"Il Ponte sullo Stretto si farà. Basta anestetizzare il Sud coi sussidi"

Il viceministro delle Infrastrutture: "Opera necessaria per completare la rete Ten-T, adesso l'Italia si adegui"

"Il Ponte sullo Stretto si farà. Basta anestetizzare il Sud coi sussidi"

Onorevole Alessandro Morelli, viceministro delle Infrastrutture, la realizzazione del Ponte sullo Stretto è legata allo studio di fattibilità commissionato a Rfi. Ci può dire qualcosa?

«A Rfi è stato dato mandato di realizzare uno studio di fattibilità tecnico-economica finalizzato a valutare varie ipotesi progettuali. Sono stati trasferiti alla società 20 milioni dei 50 stanziati per lo studio. Ora Rfi si appresta ad avviare la gara per affidarne la redazione».

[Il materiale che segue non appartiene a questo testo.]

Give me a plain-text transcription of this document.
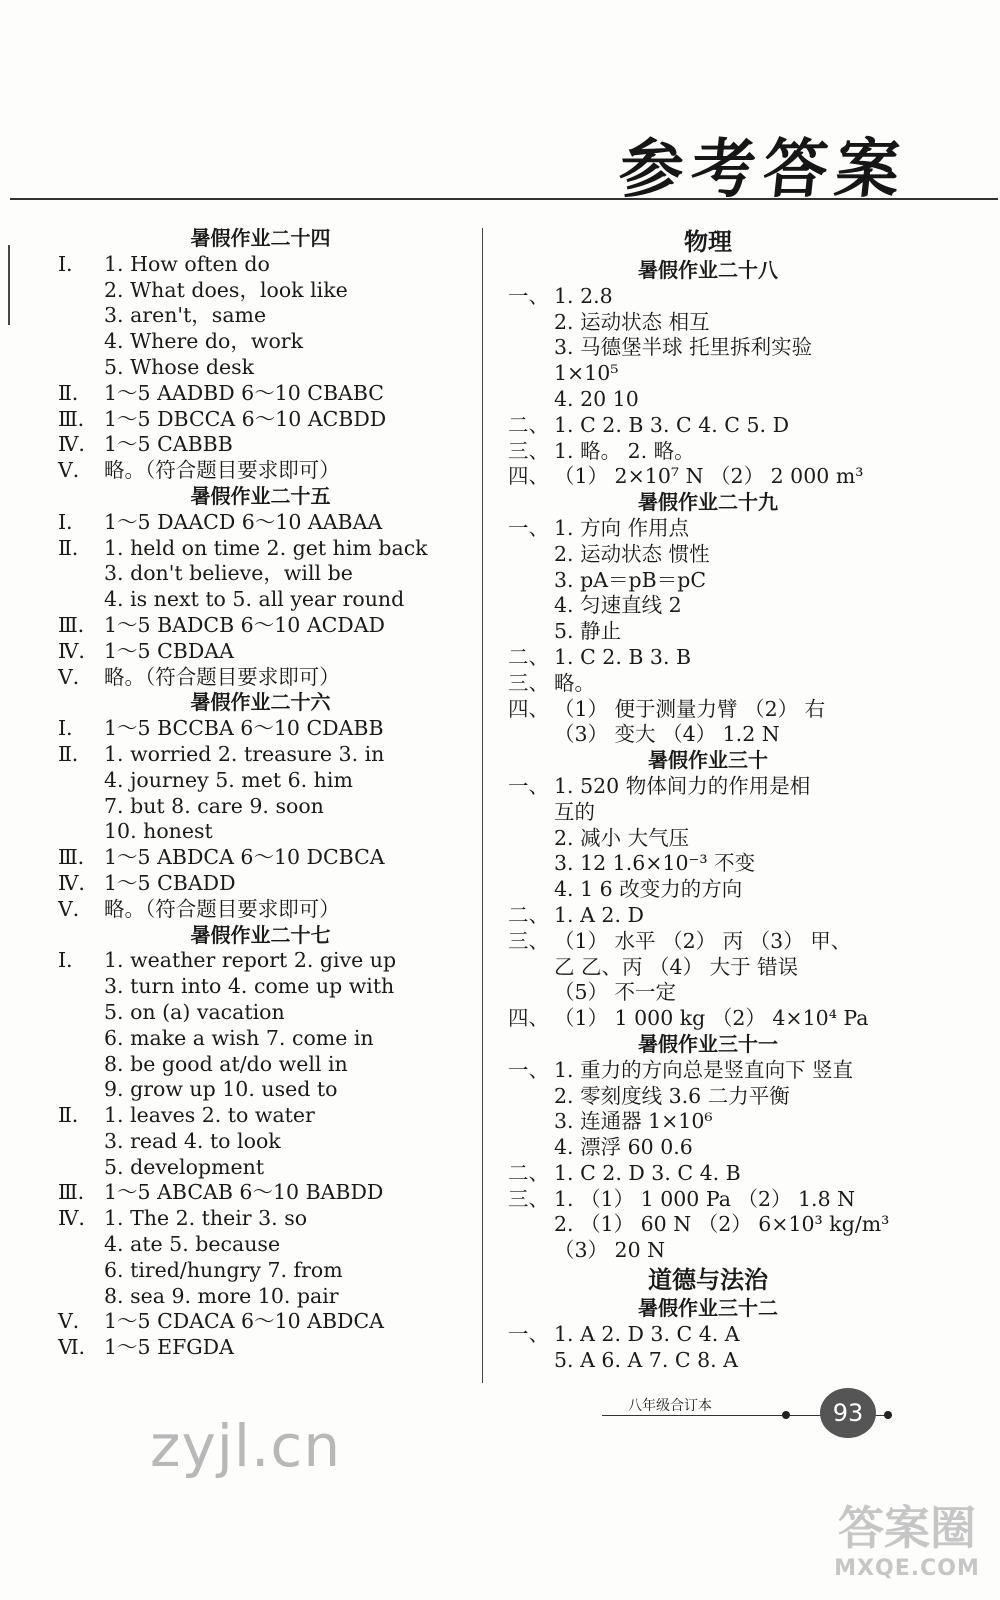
参考答案
暑假作业二十四
Ⅰ． 1. How often do
2. What does，look like
3. aren't，same
4. Where do，work
5. Whose desk
Ⅱ． 1～5 AADBD 6～10 CBABC
Ⅲ． 1～5 DBCCA 6～10 ACBDD
Ⅳ． 1～5 CABBB
Ⅴ． 略。（符合题目要求即可）
暑假作业二十五
Ⅰ． 1～5 DAACD 6～10 AABAA
Ⅱ． 1. held on time 2. get him back
3. don't believe，will be
4. is next to 5. all year round
Ⅲ． 1～5 BADCB 6～10 ACDAD
Ⅳ． 1～5 CBDAA
Ⅴ． 略。（符合题目要求即可）
暑假作业二十六
Ⅰ． 1～5 BCCBA 6～10 CDABB
Ⅱ． 1. worried 2. treasure 3. in
4. journey 5. met 6. him
7. but 8. care 9. soon
10. honest
Ⅲ． 1～5 ABDCA 6～10 DCBCA
Ⅳ． 1～5 CBADD
Ⅴ． 略。（符合题目要求即可）
暑假作业二十七
Ⅰ． 1. weather report 2. give up
3. turn into 4. come up with
5. on (a) vacation
6. make a wish 7. come in
8. be good at/do well in
9. grow up 10. used to
Ⅱ． 1. leaves 2. to water
3. read 4. to look
5. development
Ⅲ． 1～5 ABCAB 6～10 BABDD
Ⅳ． 1. The 2. their 3. so
4. ate 5. because
6. tired/hungry 7. from
8. sea 9. more 10. pair
Ⅴ． 1～5 CDACA 6～10 ABDCA
Ⅵ． 1～5 EFGDA
物理
暑假作业二十八
一、 1. 2.8
2. 运动状态 相互
3. 马德堡半球 托里拆利实验
1×10⁵
4. 20 10
二、 1. C 2. B 3. C 4. C 5. D
三、 1. 略。 2. 略。
四、 （1） 2×10⁷ N （2） 2 000 m³
暑假作业二十九
一、 1. 方向 作用点
2. 运动状态 惯性
3. pA＝pB＝pC
4. 匀速直线 2
5. 静止
二、 1. C 2. B 3. B
三、 略。
四、 （1） 便于测量力臂 （2） 右
（3） 变大 （4） 1.2 N
暑假作业三十
一、 1. 520 物体间力的作用是相
互的
2. 减小 大气压
3. 12 1.6×10⁻³ 不变
4. 1 6 改变力的方向
二、 1. A 2. D
三、 （1） 水平 （2） 丙 （3） 甲、
乙 乙、丙 （4） 大于 错误
（5） 不一定
四、 （1） 1 000 kg （2） 4×10⁴ Pa
暑假作业三十一
一、 1. 重力的方向总是竖直向下 竖直
2. 零刻度线 3.6 二力平衡
3. 连通器 1×10⁶
4. 漂浮 60 0.6
二、 1. C 2. D 3. C 4. B
三、 1. （1） 1 000 Pa （2） 1.8 N
2. （1） 60 N （2） 6×10³ kg/m³
（3） 20 N
道德与法治
暑假作业三十二
一、 1. A 2. D 3. C 4. A
5. A 6. A 7. C 8. A
zyjl.cn
八年级合订本	93
答案圈
MXQE.COM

Se l'esito fosse negativo, il progetto sarebbe accantonato definitivamente?

«L'esito negativo è possibile, ma altamente improbabile visto che le due Regioni, la politica e il buon senso fanno propendere per la realizzazione dell'opera. Del resto, lo stesso gruppo di lavoro ministeriale ha rilevato l'esistenza di profonde motivazioni per realizzare un sistema di attraversamento stabile dello Stretto che si ponga in continuità con la rete Ten-T delle due sponde. Senza considerare che sono stati approvati numerosi atti parlamentari che impegnano il governo a realizzare l'opera».

Se l'esito fosse negativo, cosa dovrebbe rispondere l'esecutivo all'Ue che ha inserito quest'infrastruttura nel piano della rete Ten-T?

«È compito degli esperti dirci se il ponte debba essere a una o a più campate, ma che l'opera sia necessaria per l'Italia e l'Europa è un fatto assodato persino a Bruxelles: se qualcuno a Roma non l'ha capito, non è un problema nostro. La partita, quindi, si gioca tutta a livello nazionale».

Se l'esito fosse negativo, le opposizioni politiche alle grandi e piccole opere ne uscirebbero rafforzate?

«Con un conflitto in corso e con le macerie lasciate dalla pandemia, non è più tempo di opposizioni ideologiche e di pregiudizi ambientalisti che di green non hanno nulla. Il vicolo cieco in cui ci siamo infilati con la dipendenza energetica ne è la prova lampante. La gente ha ormai compreso quanto sia importante dotare l'Italia di infrastrutture moderne ed efficienti».

Gli oppositori del Ponte affermano anche che sia troppo costoso. Qual è la posizione del governo visto che non è nell'Allegato Infrastrutture del Def?

«La scelta attendista è un lascito del governo precedente, di cui abbiamo raccolto l'eredità. Anche in questo esecutivo ci sono sensibilità diverse, non lo si può negare. Il dato è che sono passati decenni e gli unici ad aver creduto davvero in quest'opera sono stati i governi di centrodestra. Per fortuna le elezioni non sono distanti. Sa cosa mi risulta incomprensibile? Che gli avversari dell'opera sono gli stessi che si spacciano per paladini del Sud. La loro miopia non ha confini: preferiscono anestetizzare il Meridione a suon di sussidi piuttosto che sostenere un'infrastruttura che potrebbe creare complessivamente 100mila posti di lavoro, oltre alle ricadute future, connettendo alle reti europee la piattaforma logistica naturale della Sicilia».

Non ritiene che il Ponte sarebbe il naturale completamento della linea Av Salerno-Reggio e del potenziamento dei collegamenti ferroviari Palermo-Catania?

«Sì.

Che senso ha viaggiare con l'alta velocità se poi per attraversare lo Stretto bisogna scendere dal treno e attendere il traghetto per la Sicilia? Stando ai dati pre-Covid, dallo Stretto transitano ogni anno 11 milioni di passeggeri, 800mila veicoli pesanti e 1,8 milioni di veicoli leggeri. Se si vuole davvero colmare il divario Nord-Sud, allora unire le due sponde è un dovere improcrastinabile».